1985 fiel dem Politbüro in Moskau nichts anderes mehr ein, als dem jungen Michail Gorbatschow das Heft des Handelns in die Hand zu geben. Gorbatschow sah, dass ohne Reformen, ohne Freiheit, ohne eine soziale Marktwirtschaft seine Sowjetunion keine Überlebenschance haben würde. Glasnost und Perestroika waren seine großen Mittel. Mit Hilfe der Öffnung der Archive wollte er der Nomenklatura den Boden entziehen und das Vertrauen der Bevölkerung in seine wirtschaftlichen Reformen gewinnen. Das Ausmaß der Verbrechen seit Lenin und Stalin war so unglaublich, dass er einfach meinte, wenn die Bevölkerung das erst einmal wisse, werde sie ein Bollwerk gegen die bisherigen Eliten im Sowjetstaat sein. Für Honecker und Co. war dies der Anfang vom Ende. Sie wussten, wenn Gorbatschows Reformen auch nur ansatzweise in der DDR greifen würden, wäre es mit ihr vorbei. Auch nur ein bisschen mehr Freiheit hätte ein wirkliches Mehrparteiensystem nach sich gezogen, und in freien Wahlen wäre der SED-Staat abgewählt worden. Die SED hatte zu keinem Zeitpunkt des Bestehens der DDR die Mehrheit der Bevölkerung hinter sich!

Leipziger Montagsdemonstrationen

Die Deutsche Einheit 1990 nun ist ohne die Leipziger Montagsdemonstrationen nicht denkbar. Doch wie kam es zu diesen Ereignissen? Ich zitiere Richard Schröder:

1978 führte Margot Honecker ein neues Schulfach ein: Wehrerziehung. Das stieß auf den Protest vieler Eltern und auch der Evangelischen Kirche, die dagegen eine Erziehung zum Frieden forderte – vergeblich. Darauf beschloss die Evangelische Kirche in beiden Teilen Deutschlands, jährlich eine Friedensdekade an den letzten 10 Tagen des Kirchenjahres ... abzuhalten. 1980 fand die erste Friedensdekade statt. Das Dresdner Jugendpfarramt hatte für diese Andachten eine Materialmappe erstellt, die an die Gemeinden versandt wurde. Und man hatte sich dafür etwas Besonderes ausgedacht, ein Lesezeichen, gedruckt auf Vlies, das eine sowjetische Plastik von Jewgeni Wutschetisch zeigte, nämlich einen sehr muskulösen Mann nach Art des heroischen sozialistischen Realismus, der aus einem Schwert eine Pflugschar schmiedet.
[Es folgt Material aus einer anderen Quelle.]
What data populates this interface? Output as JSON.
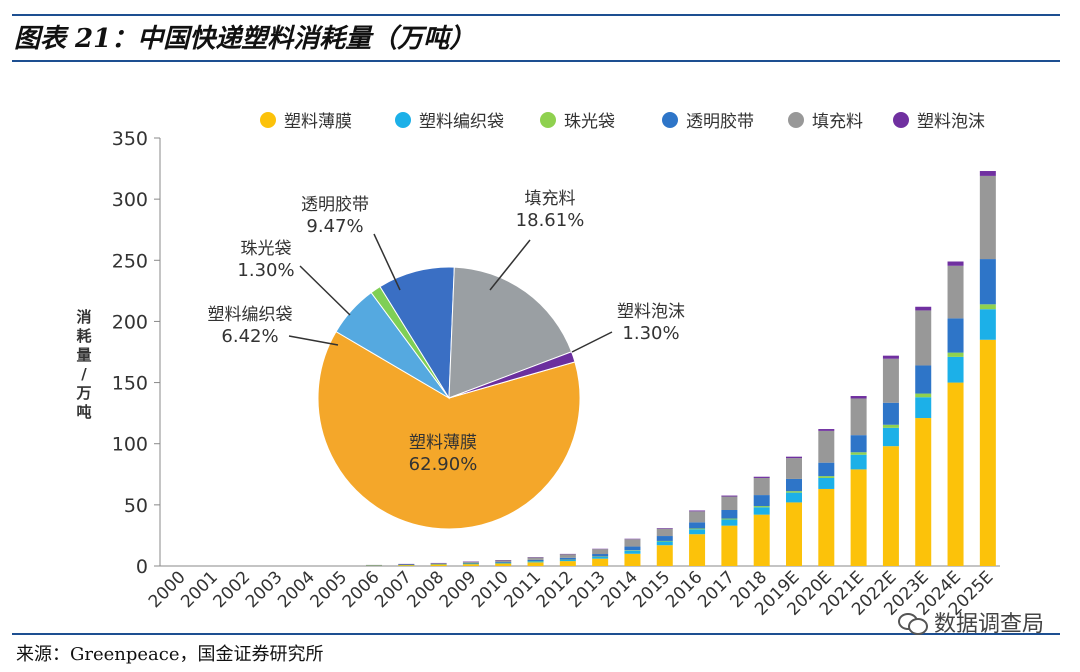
{
  "header": {
    "title": "图表 21：中国快递塑料消耗量（万吨）"
  },
  "footer": {
    "source": "来源：Greenpeace，国金证券研究所",
    "watermark": "数据调查局"
  },
  "colors": {
    "塑料薄膜": "#fcc20a",
    "塑料编织袋": "#1cb0e8",
    "珠光袋": "#8fd14f",
    "透明胶带": "#2e75c8",
    "填充料": "#989898",
    "塑料泡沫": "#7030a0",
    "pie_塑料薄膜": "#f4a72a",
    "pie_塑料编织袋": "#55a9e0",
    "pie_珠光袋": "#7fcf56",
    "pie_透明胶带": "#3a6fc4",
    "pie_填充料": "#9a9fa3",
    "pie_塑料泡沫": "#6b2f9e"
  },
  "chart_data": [
    {
      "type": "bar",
      "stacked": true,
      "ylabel": "消耗量 / 万吨",
      "ylim": [
        0,
        350
      ],
      "yticks": [
        "0",
        "50",
        "100",
        "150",
        "200",
        "250",
        "300",
        "350"
      ],
      "legend_position": "top",
      "categories": [
        "2000",
        "2001",
        "2002",
        "2003",
        "2004",
        "2005",
        "2006",
        "2007",
        "2008",
        "2009",
        "2010",
        "2011",
        "2012",
        "2013",
        "2014",
        "2015",
        "2016",
        "2017",
        "2018",
        "2019E",
        "2020E",
        "2021E",
        "2022E",
        "2023E",
        "2024E",
        "2025E"
      ],
      "series": [
        {
          "name": "塑料薄膜",
          "values": [
            0,
            0,
            0,
            0,
            0,
            0,
            0.5,
            0.8,
            1.2,
            1.5,
            2,
            3,
            4,
            6,
            10,
            17,
            26,
            33,
            42,
            52,
            63,
            79,
            98,
            121,
            150,
            185
          ]
        },
        {
          "name": "塑料编织袋",
          "values": [
            0,
            0,
            0,
            0,
            0,
            0,
            0.1,
            0.2,
            0.3,
            0.4,
            0.5,
            0.8,
            1,
            1.5,
            2.5,
            3,
            4,
            5,
            6,
            8,
            9,
            12,
            15,
            17,
            21,
            25
          ]
        },
        {
          "name": "珠光袋",
          "values": [
            0,
            0,
            0,
            0,
            0,
            0,
            0,
            0.05,
            0.05,
            0.1,
            0.1,
            0.2,
            0.2,
            0.3,
            0.4,
            0.5,
            0.7,
            0.8,
            1,
            1.2,
            1.5,
            2,
            2.5,
            3,
            3.5,
            4
          ]
        },
        {
          "name": "透明胶带",
          "values": [
            0,
            0,
            0,
            0,
            0,
            0,
            0.1,
            0.2,
            0.3,
            0.5,
            0.7,
            1,
            1.5,
            2,
            3,
            4,
            5,
            7,
            9,
            10,
            11,
            14,
            18,
            23,
            28,
            37
          ]
        },
        {
          "name": "填充料",
          "values": [
            0,
            0,
            0,
            0,
            0,
            0,
            0.2,
            0.4,
            0.6,
            1,
            1.5,
            2,
            3,
            4,
            6,
            6,
            9,
            11,
            14,
            17,
            26,
            30,
            36,
            45,
            43,
            68
          ]
        },
        {
          "name": "塑料泡沫",
          "values": [
            0,
            0,
            0,
            0,
            0,
            0,
            0,
            0.05,
            0.05,
            0.1,
            0.1,
            0.2,
            0.2,
            0.3,
            0.4,
            0.5,
            0.7,
            0.8,
            1,
            1.2,
            1.5,
            2,
            2.5,
            3,
            3.5,
            4
          ]
        }
      ]
    },
    {
      "type": "pie",
      "slices": [
        {
          "label": "塑料薄膜",
          "value": 62.9,
          "text": "62.90%"
        },
        {
          "label": "塑料编织袋",
          "value": 6.42,
          "text": "6.42%"
        },
        {
          "label": "珠光袋",
          "value": 1.3,
          "text": "1.30%"
        },
        {
          "label": "透明胶带",
          "value": 9.47,
          "text": "9.47%"
        },
        {
          "label": "填充料",
          "value": 18.61,
          "text": "18.61%"
        },
        {
          "label": "塑料泡沫",
          "value": 1.3,
          "text": "1.30%"
        }
      ]
    }
  ]
}
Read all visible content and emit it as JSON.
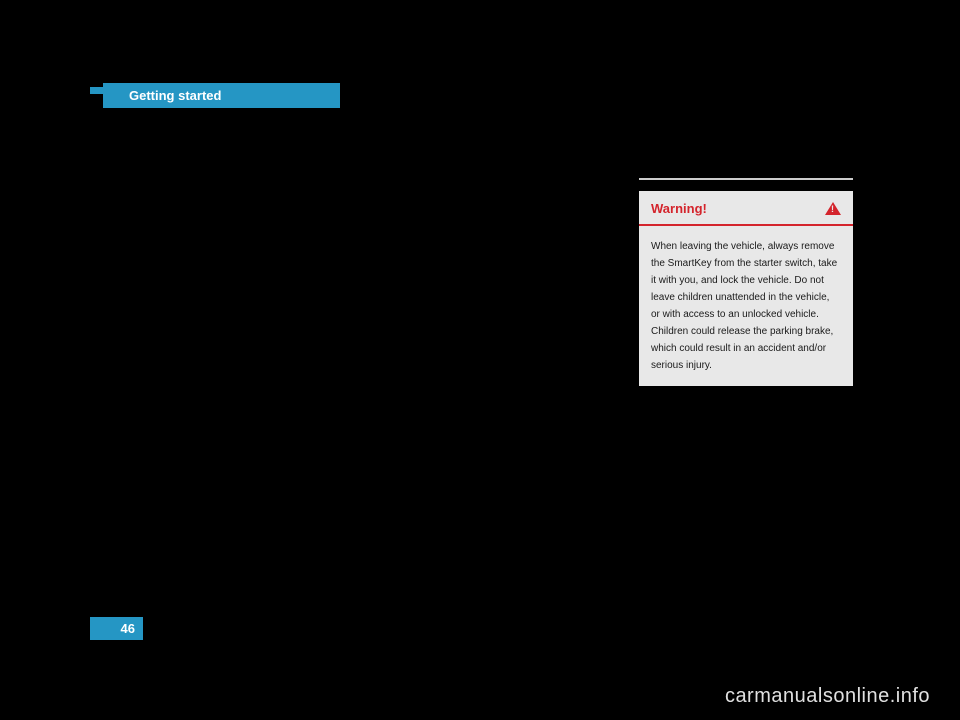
{
  "header": {
    "title": "Getting started",
    "background_color": "#2596c4",
    "text_color": "#ffffff"
  },
  "warning_box": {
    "title": "Warning!",
    "title_color": "#d4242c",
    "background_color": "#e8e8e8",
    "border_color": "#d4242c",
    "body_text": "When leaving the vehicle, always remove the SmartKey from the starter switch, take it with you, and lock the vehicle. Do not leave children unattended in the vehicle, or with access to an unlocked vehicle. Children could release the parking brake, which could result in an accident and/or serious injury."
  },
  "page": {
    "number": "46",
    "background_color": "#2596c4",
    "text_color": "#ffffff"
  },
  "watermark": {
    "text": "carmanualsonline.info",
    "color": "#e0e0e0"
  },
  "colors": {
    "page_background": "#000000",
    "accent_blue": "#2596c4",
    "warning_red": "#d4242c",
    "warning_bg": "#e8e8e8"
  }
}
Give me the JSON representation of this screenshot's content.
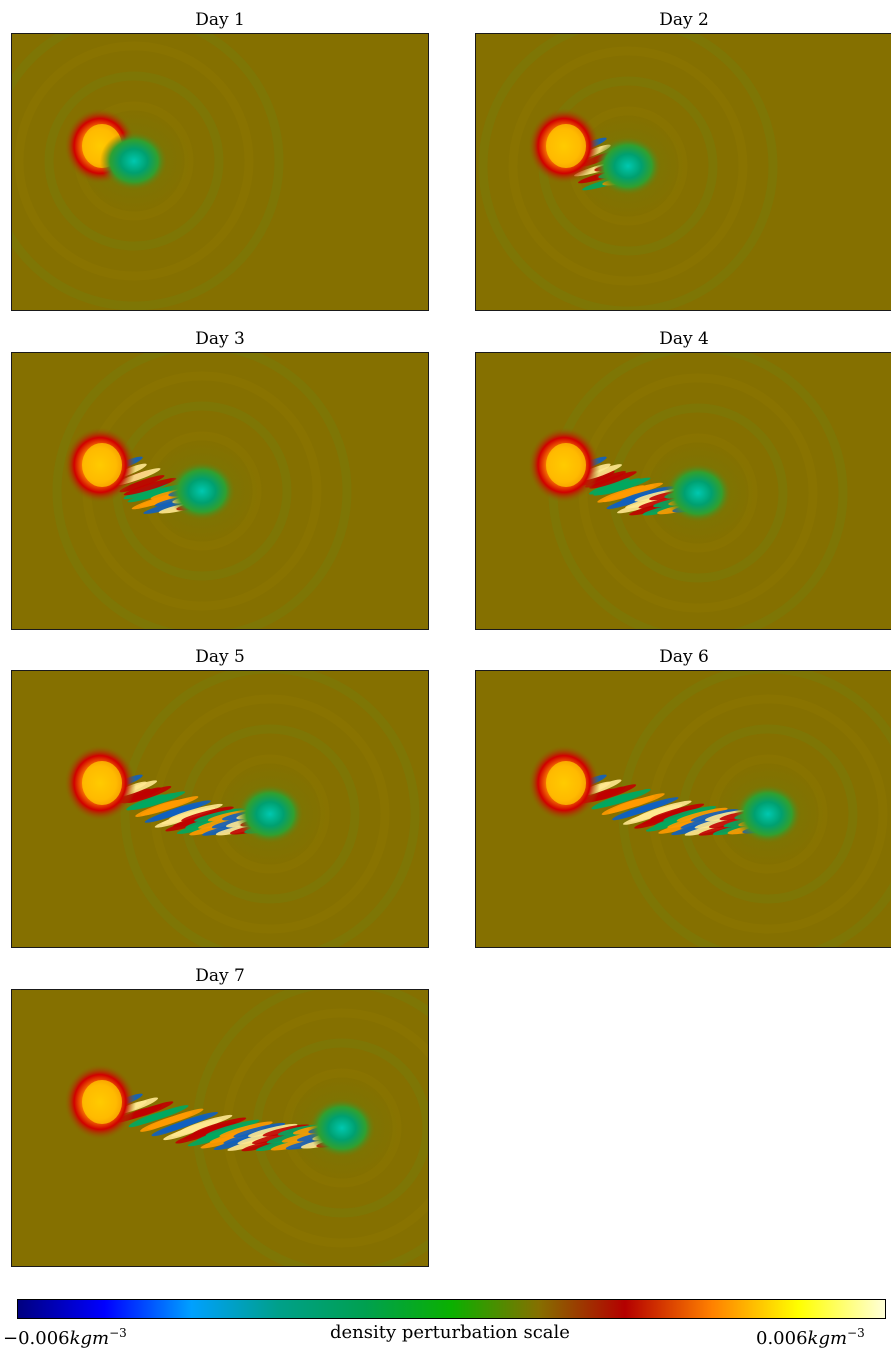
{
  "panels": [
    {
      "title": "Day 1",
      "day": 1
    },
    {
      "title": "Day 2",
      "day": 2
    },
    {
      "title": "Day 3",
      "day": 3
    },
    {
      "title": "Day 4",
      "day": 4
    },
    {
      "title": "Day 5",
      "day": 5
    },
    {
      "title": "Day 6",
      "day": 6
    },
    {
      "title": "Day 7",
      "day": 7
    }
  ],
  "colorbar": {
    "min_value": "−0.006",
    "max_value": "0.006",
    "unit": "kgm",
    "unit_exponent": "−3",
    "label": "density perturbation scale",
    "colors": [
      "#000080",
      "#0000ff",
      "#00a0ff",
      "#00a08a",
      "#00a050",
      "#0ab000",
      "#857000",
      "#b40000",
      "#ff8000",
      "#ffff00",
      "#ffffd8"
    ]
  },
  "colors": {
    "background_field": "#857000",
    "positive_anomaly": "#e80000",
    "negative_anomaly": "#00b060"
  }
}
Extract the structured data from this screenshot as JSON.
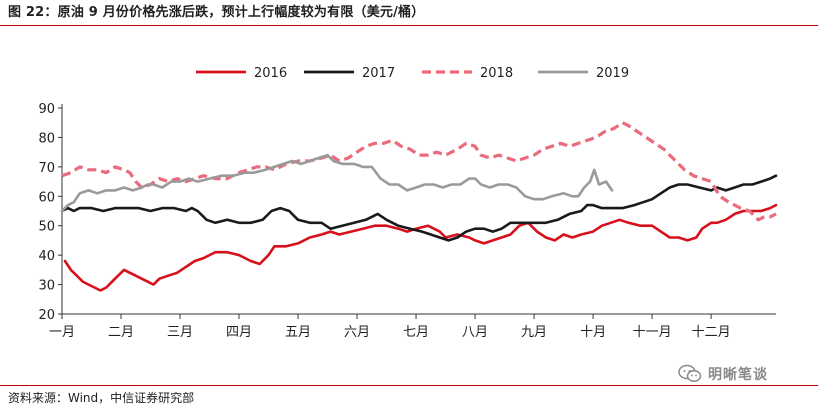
{
  "figure": {
    "title": "图 22：原油 9 月份价格先涨后跌，预计上行幅度较为有限（美元/桶）",
    "source": "资料来源：Wind，中信证券研究部",
    "watermark": "明晰笔谈",
    "watermark_icon": "wechat-icon"
  },
  "chart_data": {
    "type": "line",
    "title": "原油 9 月份价格先涨后跌，预计上行幅度较为有限",
    "unit": "美元/桶",
    "xlabel": "",
    "ylabel": "",
    "ylim": [
      20,
      90
    ],
    "yticks": [
      20,
      30,
      40,
      50,
      60,
      70,
      80,
      90
    ],
    "x_month_labels": [
      "一月",
      "二月",
      "三月",
      "四月",
      "五月",
      "六月",
      "七月",
      "八月",
      "九月",
      "十月",
      "十一月",
      "十二月"
    ],
    "xlim": [
      0,
      12.1
    ],
    "grid": false,
    "legend_position": "top",
    "series": [
      {
        "name": "2016",
        "color": "#d7101b",
        "style": "solid",
        "width": 2.6,
        "points": [
          [
            0.05,
            38
          ],
          [
            0.15,
            35
          ],
          [
            0.25,
            33
          ],
          [
            0.35,
            31
          ],
          [
            0.45,
            30
          ],
          [
            0.55,
            29
          ],
          [
            0.65,
            28
          ],
          [
            0.75,
            29
          ],
          [
            0.85,
            31
          ],
          [
            0.95,
            33
          ],
          [
            1.05,
            35
          ],
          [
            1.15,
            34
          ],
          [
            1.25,
            33
          ],
          [
            1.35,
            32
          ],
          [
            1.45,
            31
          ],
          [
            1.55,
            30
          ],
          [
            1.65,
            32
          ],
          [
            1.8,
            33
          ],
          [
            1.95,
            34
          ],
          [
            2.1,
            36
          ],
          [
            2.25,
            38
          ],
          [
            2.4,
            39
          ],
          [
            2.5,
            40
          ],
          [
            2.6,
            41
          ],
          [
            2.8,
            41
          ],
          [
            3.0,
            40
          ],
          [
            3.2,
            38
          ],
          [
            3.35,
            37
          ],
          [
            3.5,
            40
          ],
          [
            3.6,
            43
          ],
          [
            3.8,
            43
          ],
          [
            4.0,
            44
          ],
          [
            4.2,
            46
          ],
          [
            4.4,
            47
          ],
          [
            4.55,
            48
          ],
          [
            4.7,
            47
          ],
          [
            4.9,
            48
          ],
          [
            5.1,
            49
          ],
          [
            5.3,
            50
          ],
          [
            5.5,
            50
          ],
          [
            5.7,
            49
          ],
          [
            5.85,
            48
          ],
          [
            6.0,
            49
          ],
          [
            6.2,
            50
          ],
          [
            6.4,
            48
          ],
          [
            6.5,
            46
          ],
          [
            6.7,
            47
          ],
          [
            6.9,
            46
          ],
          [
            7.0,
            45
          ],
          [
            7.15,
            44
          ],
          [
            7.3,
            45
          ],
          [
            7.45,
            46
          ],
          [
            7.6,
            47
          ],
          [
            7.75,
            50
          ],
          [
            7.9,
            51
          ],
          [
            8.05,
            48
          ],
          [
            8.2,
            46
          ],
          [
            8.35,
            45
          ],
          [
            8.5,
            47
          ],
          [
            8.65,
            46
          ],
          [
            8.8,
            47
          ],
          [
            9.0,
            48
          ],
          [
            9.15,
            50
          ],
          [
            9.3,
            51
          ],
          [
            9.45,
            52
          ],
          [
            9.6,
            51
          ],
          [
            9.8,
            50
          ],
          [
            10.0,
            50
          ],
          [
            10.15,
            48
          ],
          [
            10.3,
            46
          ],
          [
            10.45,
            46
          ],
          [
            10.6,
            45
          ],
          [
            10.75,
            46
          ],
          [
            10.85,
            49
          ],
          [
            11.0,
            51
          ],
          [
            11.1,
            51
          ],
          [
            11.25,
            52
          ],
          [
            11.4,
            54
          ],
          [
            11.55,
            55
          ],
          [
            11.7,
            55
          ],
          [
            11.85,
            55
          ],
          [
            12.0,
            56
          ],
          [
            12.1,
            57
          ]
        ]
      },
      {
        "name": "2017",
        "color": "#1a1a1a",
        "style": "solid",
        "width": 2.6,
        "points": [
          [
            0.0,
            55
          ],
          [
            0.1,
            56
          ],
          [
            0.2,
            55
          ],
          [
            0.3,
            56
          ],
          [
            0.5,
            56
          ],
          [
            0.7,
            55
          ],
          [
            0.9,
            56
          ],
          [
            1.1,
            56
          ],
          [
            1.3,
            56
          ],
          [
            1.5,
            55
          ],
          [
            1.7,
            56
          ],
          [
            1.9,
            56
          ],
          [
            2.1,
            55
          ],
          [
            2.2,
            56
          ],
          [
            2.3,
            55
          ],
          [
            2.45,
            52
          ],
          [
            2.6,
            51
          ],
          [
            2.8,
            52
          ],
          [
            3.0,
            51
          ],
          [
            3.2,
            51
          ],
          [
            3.4,
            52
          ],
          [
            3.55,
            55
          ],
          [
            3.7,
            56
          ],
          [
            3.85,
            55
          ],
          [
            4.0,
            52
          ],
          [
            4.2,
            51
          ],
          [
            4.4,
            51
          ],
          [
            4.55,
            49
          ],
          [
            4.75,
            50
          ],
          [
            4.95,
            51
          ],
          [
            5.15,
            52
          ],
          [
            5.35,
            54
          ],
          [
            5.5,
            52
          ],
          [
            5.7,
            50
          ],
          [
            5.9,
            49
          ],
          [
            6.1,
            48
          ],
          [
            6.25,
            47
          ],
          [
            6.4,
            46
          ],
          [
            6.55,
            45
          ],
          [
            6.7,
            46
          ],
          [
            6.85,
            48
          ],
          [
            7.0,
            49
          ],
          [
            7.15,
            49
          ],
          [
            7.3,
            48
          ],
          [
            7.45,
            49
          ],
          [
            7.6,
            51
          ],
          [
            7.8,
            51
          ],
          [
            8.0,
            51
          ],
          [
            8.2,
            51
          ],
          [
            8.4,
            52
          ],
          [
            8.6,
            54
          ],
          [
            8.8,
            55
          ],
          [
            8.9,
            57
          ],
          [
            9.0,
            57
          ],
          [
            9.15,
            56
          ],
          [
            9.3,
            56
          ],
          [
            9.5,
            56
          ],
          [
            9.7,
            57
          ],
          [
            9.85,
            58
          ],
          [
            10.0,
            59
          ],
          [
            10.15,
            61
          ],
          [
            10.3,
            63
          ],
          [
            10.45,
            64
          ],
          [
            10.6,
            64
          ],
          [
            10.8,
            63
          ],
          [
            11.0,
            62
          ],
          [
            11.1,
            63
          ],
          [
            11.25,
            62
          ],
          [
            11.4,
            63
          ],
          [
            11.55,
            64
          ],
          [
            11.7,
            64
          ],
          [
            11.85,
            65
          ],
          [
            12.0,
            66
          ],
          [
            12.1,
            67
          ]
        ]
      },
      {
        "name": "2018",
        "color": "#e96b7c",
        "style": "dashed",
        "width": 3.2,
        "points": [
          [
            0.0,
            67
          ],
          [
            0.15,
            68
          ],
          [
            0.3,
            70
          ],
          [
            0.45,
            69
          ],
          [
            0.6,
            69
          ],
          [
            0.75,
            68
          ],
          [
            0.9,
            70
          ],
          [
            1.05,
            69
          ],
          [
            1.15,
            68
          ],
          [
            1.25,
            65
          ],
          [
            1.35,
            63
          ],
          [
            1.5,
            64
          ],
          [
            1.65,
            66
          ],
          [
            1.8,
            65
          ],
          [
            1.95,
            66
          ],
          [
            2.1,
            65
          ],
          [
            2.25,
            66
          ],
          [
            2.4,
            67
          ],
          [
            2.6,
            66
          ],
          [
            2.8,
            66
          ],
          [
            3.0,
            68
          ],
          [
            3.15,
            69
          ],
          [
            3.3,
            70
          ],
          [
            3.45,
            70
          ],
          [
            3.6,
            69
          ],
          [
            3.8,
            71
          ],
          [
            4.0,
            72
          ],
          [
            4.2,
            72
          ],
          [
            4.4,
            73
          ],
          [
            4.55,
            74
          ],
          [
            4.7,
            72
          ],
          [
            4.85,
            73
          ],
          [
            5.0,
            75
          ],
          [
            5.15,
            77
          ],
          [
            5.3,
            78
          ],
          [
            5.45,
            78
          ],
          [
            5.6,
            79
          ],
          [
            5.75,
            77
          ],
          [
            5.9,
            76
          ],
          [
            6.05,
            74
          ],
          [
            6.2,
            74
          ],
          [
            6.35,
            75
          ],
          [
            6.5,
            74
          ],
          [
            6.7,
            76
          ],
          [
            6.85,
            78
          ],
          [
            7.0,
            77
          ],
          [
            7.1,
            74
          ],
          [
            7.25,
            73
          ],
          [
            7.4,
            74
          ],
          [
            7.55,
            73
          ],
          [
            7.7,
            72
          ],
          [
            7.85,
            73
          ],
          [
            8.0,
            74
          ],
          [
            8.15,
            76
          ],
          [
            8.3,
            77
          ],
          [
            8.45,
            78
          ],
          [
            8.6,
            77
          ],
          [
            8.75,
            78
          ],
          [
            8.9,
            79
          ],
          [
            9.05,
            80
          ],
          [
            9.2,
            82
          ],
          [
            9.35,
            83
          ],
          [
            9.5,
            85
          ],
          [
            9.6,
            84
          ],
          [
            9.75,
            82
          ],
          [
            9.9,
            80
          ],
          [
            10.05,
            78
          ],
          [
            10.2,
            76
          ],
          [
            10.35,
            73
          ],
          [
            10.45,
            71
          ],
          [
            10.55,
            69
          ],
          [
            10.7,
            67
          ],
          [
            10.85,
            66
          ],
          [
            11.0,
            65
          ],
          [
            11.15,
            60
          ],
          [
            11.3,
            58
          ],
          [
            11.5,
            56
          ],
          [
            11.65,
            55
          ],
          [
            11.8,
            52
          ],
          [
            11.9,
            53
          ],
          [
            12.0,
            53
          ],
          [
            12.1,
            54
          ]
        ]
      },
      {
        "name": "2019",
        "color": "#9a9a9a",
        "style": "solid",
        "width": 2.6,
        "points": [
          [
            0.0,
            55
          ],
          [
            0.1,
            57
          ],
          [
            0.2,
            58
          ],
          [
            0.3,
            61
          ],
          [
            0.45,
            62
          ],
          [
            0.6,
            61
          ],
          [
            0.75,
            62
          ],
          [
            0.9,
            62
          ],
          [
            1.05,
            63
          ],
          [
            1.2,
            62
          ],
          [
            1.35,
            63
          ],
          [
            1.45,
            64
          ],
          [
            1.55,
            64
          ],
          [
            1.7,
            63
          ],
          [
            1.85,
            65
          ],
          [
            2.0,
            65
          ],
          [
            2.15,
            66
          ],
          [
            2.3,
            65
          ],
          [
            2.5,
            66
          ],
          [
            2.7,
            67
          ],
          [
            2.9,
            67
          ],
          [
            3.1,
            68
          ],
          [
            3.25,
            68
          ],
          [
            3.45,
            69
          ],
          [
            3.6,
            70
          ],
          [
            3.75,
            71
          ],
          [
            3.9,
            72
          ],
          [
            4.05,
            71
          ],
          [
            4.2,
            72
          ],
          [
            4.35,
            73
          ],
          [
            4.5,
            74
          ],
          [
            4.6,
            72
          ],
          [
            4.75,
            71
          ],
          [
            4.95,
            71
          ],
          [
            5.1,
            70
          ],
          [
            5.25,
            70
          ],
          [
            5.4,
            66
          ],
          [
            5.55,
            64
          ],
          [
            5.7,
            64
          ],
          [
            5.85,
            62
          ],
          [
            6.0,
            63
          ],
          [
            6.15,
            64
          ],
          [
            6.3,
            64
          ],
          [
            6.45,
            63
          ],
          [
            6.6,
            64
          ],
          [
            6.75,
            64
          ],
          [
            6.9,
            66
          ],
          [
            7.0,
            66
          ],
          [
            7.1,
            64
          ],
          [
            7.25,
            63
          ],
          [
            7.4,
            64
          ],
          [
            7.55,
            64
          ],
          [
            7.7,
            63
          ],
          [
            7.85,
            60
          ],
          [
            8.0,
            59
          ],
          [
            8.15,
            59
          ],
          [
            8.3,
            60
          ],
          [
            8.5,
            61
          ],
          [
            8.65,
            60
          ],
          [
            8.75,
            60
          ],
          [
            8.85,
            63
          ],
          [
            8.95,
            65
          ],
          [
            9.02,
            69
          ],
          [
            9.1,
            64
          ],
          [
            9.22,
            65
          ],
          [
            9.32,
            62
          ]
        ]
      }
    ]
  }
}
Diese überlebensgroße Plastik hatte die Sowjetunion 1959 der UNO geschenkt. … die Kirche dachte: dann kanns ja wohl nicht verboten sein, diese Plastik, … auf Textilvlies drucken zu lassen. Das Herrnhuter Unternehmen Abraham Dürninger… druckte 120.000 Stück. Dabei nutzte die Kirche eine Gesetzeslücke. Das Bedrucken von Papier unterlag der Zensur, die aber nicht so genannt werden durfte. Das Bedrucken von Textilien dagegen galt als Oberflächenveredelung. Deshalb also war das Lesezeichen aus Vlies und nicht aus Papier. Und deshalb ließ es sich, was gar nicht beabsichtigt war, gut auf Jackenärmel nähen, was viele Jugendliche auch prompt taten. Darauf begannen Schulen und die Polizei eine Jagd auf dieses Abzeichen. Es musste sofort entfernt werden oder die Jacke wurde beschlagnahmt. Disziplinarische Maßnahmen folgten. Studenten wurden deshalb exmatrikuliert. Manche Jugendliche nähten sich daraufhin einen weißen Fleck auf den Ärmel mit der Inschrift: »hier war ein Schmied«.
Diese Friedensdekade … fand auch in der Leipziger Nikolaikirche statt, aber eben jährlich … .. Zu den wöchentlichen Friedensandachten in Nikolai kam es so: Im Leipzig-Probstheida stand für die Gemeindearbeit nur eine Zweiraum-Wohnung zur Verfügung. Durch einen Planungsfehler standen eines Abends zwei Gruppen vor der Tür, die Junge Gemeinde … und der Bibelkreis …). Was tun? Der Jugenddiakon Günther Johannsen schlug vor: dann redet eben heute mal Jung mit Alt. Die Alten fragten: warum provoziert Ihr Jungen mit den Aufnähern »Schwerter zu Pflugscharen« den Staat und riskiert Eure Karriere und Schlimmeres? Die Jungen antworteten: der Staat wird immer militanter, wir werden im Wehrkundeunterricht massiv gedrängt, freiwillig 3 oder gar 10 Jahre in der Volksarmee zu dienen. Ohne diese Verpflichtung kommt man oft gar nicht mehr zum Studium. Dagegen wollen wir ein Zeichen setzen. Die Alten waren erstaunt. …. Da wurde die Idee eines Friedensgebetes geboren. Denken, Handeln, Beten für den Frieden, so war es gedacht - und informieren. Eine zentrale Leipziger Kirche sollte es sein und nach Arbeitsschluss. Am besten wäre die Nikolaikirche und 17 Uhr. Und Montag empfahl sich, weil das der Pastorensonntag ist, an dem sie nicht ausgebucht sind.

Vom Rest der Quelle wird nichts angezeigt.